1. Université de Montréal

Université de Montréal Main Pavilion: Now Called the Roger Gaudry Building

The Université de Montréal main pavilion is both a Montreal Art Deco pioneer and the city’s final great work in the style. Conceived in the 1920s as a French-Canadian academic acropolis on the northwest slope of Mount Royal, it wasn’t completed until two decades later.

Architect-engineer Ernest Cormier commenced his work in 1924 and by 1927 developed the general plan, which features a central section topped by a tower, with a series of mid-rise wings forming a single interconnected complex that at its outer limits extends about 960 feet long by 850 feet deep.

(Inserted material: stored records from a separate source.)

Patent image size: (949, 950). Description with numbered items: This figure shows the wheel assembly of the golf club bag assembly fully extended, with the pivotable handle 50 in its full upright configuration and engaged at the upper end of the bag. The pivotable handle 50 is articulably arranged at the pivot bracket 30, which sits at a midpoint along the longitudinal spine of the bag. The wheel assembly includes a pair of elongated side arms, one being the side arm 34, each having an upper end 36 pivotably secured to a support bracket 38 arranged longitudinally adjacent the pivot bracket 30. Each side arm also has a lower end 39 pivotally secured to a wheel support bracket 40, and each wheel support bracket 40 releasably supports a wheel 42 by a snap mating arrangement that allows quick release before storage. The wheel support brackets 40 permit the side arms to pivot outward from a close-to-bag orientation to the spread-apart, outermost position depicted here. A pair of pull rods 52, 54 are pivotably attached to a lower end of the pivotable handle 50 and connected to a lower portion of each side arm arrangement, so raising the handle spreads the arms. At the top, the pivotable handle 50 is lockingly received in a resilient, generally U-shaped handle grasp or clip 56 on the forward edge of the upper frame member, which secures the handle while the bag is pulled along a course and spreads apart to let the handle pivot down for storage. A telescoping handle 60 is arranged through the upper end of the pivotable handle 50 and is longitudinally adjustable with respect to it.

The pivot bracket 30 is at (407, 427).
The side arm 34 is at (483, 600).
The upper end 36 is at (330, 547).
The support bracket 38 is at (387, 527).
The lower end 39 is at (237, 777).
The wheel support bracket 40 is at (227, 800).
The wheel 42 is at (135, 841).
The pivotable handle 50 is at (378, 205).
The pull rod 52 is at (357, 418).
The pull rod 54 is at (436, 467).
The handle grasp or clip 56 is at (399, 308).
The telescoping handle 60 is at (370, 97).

Université de Montréal: Main Pavilion Central Tower

Cormier was a master of integrating diverse influences. Here the formal arrangement reflects his training at the École de Beaux-Arts in Paris, while its geometric aesthetic, including verticality of the facade, stamps it at the leading edge of Art Deco. It is symmetrical, but not slavishly so, variations such as different types of windows and the shapes of secondary towers reflected programmatic considerations. One of these, a university hospital, never came to fruition but the design was modular enough to allow for an adjustment to other functions. Yellow glazed brick was picked for its durability and to lighten what might have come across as heavy and foreboding at this scale if stone or darker brick was employed.

Université de Montréal: Main Pavilion Lobby

Foundation work began in 1928 but construction stalled in the 1930s due the Depression and it wasn’t inaugurated until 1943. Its lack of applied ornament seems appropriate as its beauty is in its scaling and abstract expressions, although cost containment was also a concern.